Avoid burning bridges at work, even if you have been blindsided by a termination. You may want to lash out, but that could damage your career. Read more for our tips.
At Gardner Employment Law, we are skilled at helping our clients deal with terminations and exit strategies. Give us a call if you need advice on how to avoid burning bridges at work.
How Do I Leave on Good Terms After a Termination?
There are three key elements to leaving a job on good terms: diplomacy, hard work, and creating a plan with your boss. Don’t leave on a sour note. Think carefully about your next steps.
The key to remaining on good terms is diplomacy. No matter the relationship, always be amicable with your team members, including your boss. It’s a small world, and you never know who may be able to help you in the future. As we discuss in “Look for a Benefactor Before Negotiating,” your professional relationships from past jobs can serve as references. This can really help your future job search. If you’re the one initiating the exit, it is customary to give two weeks notice before leaving, although there is no legal requirement to give notice.
You should continue working hard. Just like you, companies want a smooth transition. If you offer to provide assistance in finishing a project or training your successor, you can smooth your transition. Even in the face of a termination, it is important to make sure that day to day operations can continue in your absence.
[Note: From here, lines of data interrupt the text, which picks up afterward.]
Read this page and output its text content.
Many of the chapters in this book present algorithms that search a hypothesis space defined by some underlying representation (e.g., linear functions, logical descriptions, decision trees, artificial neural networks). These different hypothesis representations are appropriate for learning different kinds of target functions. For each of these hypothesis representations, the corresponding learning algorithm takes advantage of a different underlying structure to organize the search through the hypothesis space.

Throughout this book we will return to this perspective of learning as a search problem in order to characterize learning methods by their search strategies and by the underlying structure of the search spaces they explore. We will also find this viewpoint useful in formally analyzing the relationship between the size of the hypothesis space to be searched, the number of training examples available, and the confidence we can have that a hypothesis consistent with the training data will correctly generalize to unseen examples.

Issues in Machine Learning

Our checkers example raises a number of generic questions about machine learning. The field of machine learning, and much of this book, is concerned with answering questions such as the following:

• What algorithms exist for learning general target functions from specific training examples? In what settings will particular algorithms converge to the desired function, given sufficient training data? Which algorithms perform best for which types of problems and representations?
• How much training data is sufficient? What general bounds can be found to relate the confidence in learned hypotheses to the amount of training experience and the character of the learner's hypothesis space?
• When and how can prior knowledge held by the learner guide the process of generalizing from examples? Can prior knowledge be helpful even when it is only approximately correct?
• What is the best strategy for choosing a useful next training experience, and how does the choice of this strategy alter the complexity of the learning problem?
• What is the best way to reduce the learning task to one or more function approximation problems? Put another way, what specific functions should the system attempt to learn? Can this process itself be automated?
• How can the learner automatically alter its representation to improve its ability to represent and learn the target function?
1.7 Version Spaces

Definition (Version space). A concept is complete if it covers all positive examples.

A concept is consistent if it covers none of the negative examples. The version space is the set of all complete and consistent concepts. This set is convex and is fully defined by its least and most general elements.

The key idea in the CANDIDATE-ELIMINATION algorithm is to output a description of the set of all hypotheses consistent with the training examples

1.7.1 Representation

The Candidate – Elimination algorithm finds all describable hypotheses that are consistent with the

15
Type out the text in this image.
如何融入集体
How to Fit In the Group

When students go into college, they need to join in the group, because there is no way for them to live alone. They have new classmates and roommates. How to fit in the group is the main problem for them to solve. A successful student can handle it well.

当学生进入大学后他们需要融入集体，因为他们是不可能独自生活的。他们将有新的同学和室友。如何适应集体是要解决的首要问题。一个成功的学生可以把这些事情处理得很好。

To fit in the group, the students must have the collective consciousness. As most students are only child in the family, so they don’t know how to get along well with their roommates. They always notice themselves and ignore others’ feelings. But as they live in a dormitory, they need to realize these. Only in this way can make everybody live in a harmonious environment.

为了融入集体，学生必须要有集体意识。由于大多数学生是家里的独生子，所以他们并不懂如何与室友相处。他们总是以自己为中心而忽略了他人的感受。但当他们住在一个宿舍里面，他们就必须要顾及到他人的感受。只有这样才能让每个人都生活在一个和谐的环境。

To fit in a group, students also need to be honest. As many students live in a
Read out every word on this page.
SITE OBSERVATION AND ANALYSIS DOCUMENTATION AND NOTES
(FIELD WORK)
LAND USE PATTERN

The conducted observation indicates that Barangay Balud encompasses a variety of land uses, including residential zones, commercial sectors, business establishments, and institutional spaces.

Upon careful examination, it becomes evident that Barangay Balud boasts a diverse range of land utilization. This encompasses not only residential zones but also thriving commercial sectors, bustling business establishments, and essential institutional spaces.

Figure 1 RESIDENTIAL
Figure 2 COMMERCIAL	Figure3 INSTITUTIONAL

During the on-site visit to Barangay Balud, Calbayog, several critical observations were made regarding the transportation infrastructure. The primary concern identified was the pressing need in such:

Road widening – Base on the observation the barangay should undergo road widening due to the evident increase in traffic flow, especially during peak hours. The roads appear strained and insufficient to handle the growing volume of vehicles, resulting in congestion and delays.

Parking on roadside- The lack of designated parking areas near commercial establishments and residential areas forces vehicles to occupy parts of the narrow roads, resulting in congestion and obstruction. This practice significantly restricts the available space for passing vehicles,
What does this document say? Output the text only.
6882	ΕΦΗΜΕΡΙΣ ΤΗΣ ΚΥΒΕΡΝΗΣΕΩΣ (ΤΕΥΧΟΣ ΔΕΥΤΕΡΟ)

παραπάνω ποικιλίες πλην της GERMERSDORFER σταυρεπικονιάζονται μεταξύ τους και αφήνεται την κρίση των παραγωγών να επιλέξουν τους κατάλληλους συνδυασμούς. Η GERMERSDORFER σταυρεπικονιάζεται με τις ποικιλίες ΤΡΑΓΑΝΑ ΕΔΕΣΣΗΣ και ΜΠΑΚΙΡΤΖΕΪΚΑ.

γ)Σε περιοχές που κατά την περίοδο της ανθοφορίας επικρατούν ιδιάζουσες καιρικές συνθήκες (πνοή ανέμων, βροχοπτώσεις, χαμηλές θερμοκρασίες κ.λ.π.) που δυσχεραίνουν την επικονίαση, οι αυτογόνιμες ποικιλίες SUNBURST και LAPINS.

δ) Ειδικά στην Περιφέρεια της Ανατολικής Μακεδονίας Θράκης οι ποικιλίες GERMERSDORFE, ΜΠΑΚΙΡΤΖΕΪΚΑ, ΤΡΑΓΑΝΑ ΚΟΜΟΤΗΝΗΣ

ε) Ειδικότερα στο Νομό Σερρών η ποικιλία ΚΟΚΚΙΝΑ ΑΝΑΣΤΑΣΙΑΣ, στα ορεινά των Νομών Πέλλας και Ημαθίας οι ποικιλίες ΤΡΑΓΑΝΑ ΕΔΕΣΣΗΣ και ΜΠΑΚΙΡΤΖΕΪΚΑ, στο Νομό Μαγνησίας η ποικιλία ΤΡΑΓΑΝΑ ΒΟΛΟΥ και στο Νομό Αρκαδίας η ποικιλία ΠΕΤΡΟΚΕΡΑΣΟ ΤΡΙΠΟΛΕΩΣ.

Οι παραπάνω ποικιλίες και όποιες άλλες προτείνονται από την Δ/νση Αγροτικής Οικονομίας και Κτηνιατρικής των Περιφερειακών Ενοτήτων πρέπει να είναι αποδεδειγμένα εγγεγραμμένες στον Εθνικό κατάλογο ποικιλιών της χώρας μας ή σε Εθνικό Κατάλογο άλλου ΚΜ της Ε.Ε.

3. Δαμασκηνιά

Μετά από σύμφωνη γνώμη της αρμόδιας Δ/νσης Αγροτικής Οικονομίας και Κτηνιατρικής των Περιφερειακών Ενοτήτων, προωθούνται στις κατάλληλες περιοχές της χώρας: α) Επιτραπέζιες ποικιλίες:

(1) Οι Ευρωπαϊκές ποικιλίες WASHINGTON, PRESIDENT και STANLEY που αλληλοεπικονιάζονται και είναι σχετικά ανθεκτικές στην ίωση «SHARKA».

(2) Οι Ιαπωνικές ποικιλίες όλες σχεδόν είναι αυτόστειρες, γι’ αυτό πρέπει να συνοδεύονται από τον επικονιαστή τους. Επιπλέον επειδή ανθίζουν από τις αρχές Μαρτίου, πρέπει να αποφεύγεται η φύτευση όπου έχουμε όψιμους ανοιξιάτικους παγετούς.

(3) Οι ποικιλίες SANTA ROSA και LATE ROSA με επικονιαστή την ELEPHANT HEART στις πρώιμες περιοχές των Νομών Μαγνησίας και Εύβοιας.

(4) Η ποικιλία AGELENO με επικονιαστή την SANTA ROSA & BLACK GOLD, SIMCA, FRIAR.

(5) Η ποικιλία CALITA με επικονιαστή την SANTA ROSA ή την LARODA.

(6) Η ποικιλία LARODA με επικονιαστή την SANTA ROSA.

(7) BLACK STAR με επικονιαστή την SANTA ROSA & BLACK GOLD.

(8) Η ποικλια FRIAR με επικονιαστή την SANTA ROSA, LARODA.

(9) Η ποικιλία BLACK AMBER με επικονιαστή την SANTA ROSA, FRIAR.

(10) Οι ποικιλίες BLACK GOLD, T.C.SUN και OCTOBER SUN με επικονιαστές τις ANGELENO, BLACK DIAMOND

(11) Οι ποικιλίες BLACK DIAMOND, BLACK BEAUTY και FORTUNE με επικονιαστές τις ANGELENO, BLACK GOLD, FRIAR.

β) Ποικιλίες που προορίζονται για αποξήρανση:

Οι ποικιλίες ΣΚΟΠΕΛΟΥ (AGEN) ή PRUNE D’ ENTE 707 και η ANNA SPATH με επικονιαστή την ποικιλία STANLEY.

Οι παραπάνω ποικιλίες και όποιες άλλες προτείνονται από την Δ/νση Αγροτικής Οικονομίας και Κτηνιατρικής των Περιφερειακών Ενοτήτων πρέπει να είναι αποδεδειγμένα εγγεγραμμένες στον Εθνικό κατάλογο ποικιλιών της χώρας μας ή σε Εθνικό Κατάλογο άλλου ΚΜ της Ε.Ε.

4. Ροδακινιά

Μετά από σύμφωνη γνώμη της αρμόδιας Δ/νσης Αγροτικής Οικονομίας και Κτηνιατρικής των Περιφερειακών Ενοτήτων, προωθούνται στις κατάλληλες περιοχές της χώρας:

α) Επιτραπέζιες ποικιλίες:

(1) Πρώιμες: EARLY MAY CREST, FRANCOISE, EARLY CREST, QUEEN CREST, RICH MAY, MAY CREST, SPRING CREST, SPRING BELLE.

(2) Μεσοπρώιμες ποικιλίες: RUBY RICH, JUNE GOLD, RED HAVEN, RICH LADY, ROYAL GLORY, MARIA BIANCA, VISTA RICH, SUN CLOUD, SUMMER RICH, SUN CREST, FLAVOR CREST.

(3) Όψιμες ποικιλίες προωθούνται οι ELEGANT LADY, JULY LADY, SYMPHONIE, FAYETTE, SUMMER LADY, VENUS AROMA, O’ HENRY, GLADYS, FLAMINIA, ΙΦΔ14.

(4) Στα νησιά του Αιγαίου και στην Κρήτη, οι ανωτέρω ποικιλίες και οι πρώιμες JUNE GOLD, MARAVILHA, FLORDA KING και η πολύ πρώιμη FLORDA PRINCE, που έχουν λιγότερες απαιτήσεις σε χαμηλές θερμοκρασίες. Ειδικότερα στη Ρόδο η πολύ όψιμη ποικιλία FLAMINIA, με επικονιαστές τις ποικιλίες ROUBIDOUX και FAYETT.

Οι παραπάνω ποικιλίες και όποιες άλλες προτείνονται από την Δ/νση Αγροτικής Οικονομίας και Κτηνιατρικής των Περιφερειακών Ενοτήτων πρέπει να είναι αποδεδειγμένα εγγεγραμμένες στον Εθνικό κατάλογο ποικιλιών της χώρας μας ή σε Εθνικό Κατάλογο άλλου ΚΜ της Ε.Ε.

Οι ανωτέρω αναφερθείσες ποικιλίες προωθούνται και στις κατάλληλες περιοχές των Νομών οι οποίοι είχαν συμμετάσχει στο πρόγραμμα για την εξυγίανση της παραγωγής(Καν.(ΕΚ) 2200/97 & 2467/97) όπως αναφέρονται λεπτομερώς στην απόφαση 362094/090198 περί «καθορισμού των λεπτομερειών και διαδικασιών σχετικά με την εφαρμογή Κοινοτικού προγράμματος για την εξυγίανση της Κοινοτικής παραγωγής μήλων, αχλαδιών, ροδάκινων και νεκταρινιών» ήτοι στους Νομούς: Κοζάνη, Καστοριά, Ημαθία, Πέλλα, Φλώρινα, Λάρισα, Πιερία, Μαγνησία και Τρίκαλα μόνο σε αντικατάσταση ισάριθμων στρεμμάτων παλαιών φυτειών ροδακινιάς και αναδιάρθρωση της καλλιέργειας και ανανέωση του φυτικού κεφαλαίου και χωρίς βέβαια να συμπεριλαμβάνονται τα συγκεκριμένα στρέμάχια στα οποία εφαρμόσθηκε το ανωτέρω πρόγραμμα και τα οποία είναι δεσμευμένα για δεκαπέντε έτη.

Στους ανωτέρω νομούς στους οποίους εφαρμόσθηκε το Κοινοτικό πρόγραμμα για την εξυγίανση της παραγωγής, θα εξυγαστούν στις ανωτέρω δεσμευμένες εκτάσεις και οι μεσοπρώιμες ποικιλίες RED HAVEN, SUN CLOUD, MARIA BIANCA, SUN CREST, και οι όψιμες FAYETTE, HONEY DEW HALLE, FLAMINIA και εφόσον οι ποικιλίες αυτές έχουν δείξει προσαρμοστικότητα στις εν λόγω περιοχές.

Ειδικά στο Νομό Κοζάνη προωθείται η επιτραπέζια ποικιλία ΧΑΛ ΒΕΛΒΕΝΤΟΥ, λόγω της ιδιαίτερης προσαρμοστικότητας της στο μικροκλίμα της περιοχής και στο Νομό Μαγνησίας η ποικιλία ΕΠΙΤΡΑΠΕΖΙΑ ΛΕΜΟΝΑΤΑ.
Create an exit plan with your boss. This can involve how and to whom you will deliver the news of your departure, as well as negotiating your severance pay. Be honest about your wishes and make space to honor your boss’ wishes as best as you can. The termination decision may have been made by upper management and dictated to your boss. Since this event can form the foundation for a long standing professional relationship with your boss, especially for references, be open to creating a plan that works for you both.
What to Avoid After a Termination
The cardinal rule to leaving any job is to avoid making a spectacle. As Harvard Business Review suggests, you may be tempted to reveal angry feelings about the termination or the company, either on social media or telling others. The consequences of any theatrics could harm you in the long term. Even if you have legitimate grievances, try to handle them professionally and discretely. That way, you can save the headache and avoid burning bridges at work that are not directly related to the transgressions.
If it involves legal matters, such as discrimination or breach of contract, seek counsel from a good employment lawyer. You may be asked to sign what is called a “legal release.” By signing a release, you would waive your right to sue in court over any matters relating to your employment. Even if the employer states that you must sign a release to receive severance pay, wait until you have consulted a lawyer before signing anything.
In addition, make sure you have collected any evidence necessary to support your claim. Your case will appear stronger if you have strong documentation of the facts. Legal action can take a lot of time, so it should be a last resort. Only pursue this if you have exhausted all amicable options.
You could be asked by a human resources representative to complete an “exit interview” form. If you believe that you might have a valid claim against your employer, it is best not to sign or complete anything until you see a lawyer. The “exit interview” might seem harmless to you, but beware. You are not legally required to give an “exit interview” on your way out. You can politely decline.
What Are the Benefits to Not Burning Bridges At Work?
The reason to avoid burning bridges with your previous employer is to preserve a solid professional network and path for success in the future. You want to be able to count on your former coworkers or boss to speak highly of you. With a positive reputation, you may find a new job quicker or you may have another opportunity at the same company later.
Don’t discount the value of a thoughtful exit strategy and strong network. These can enhance your image and your career.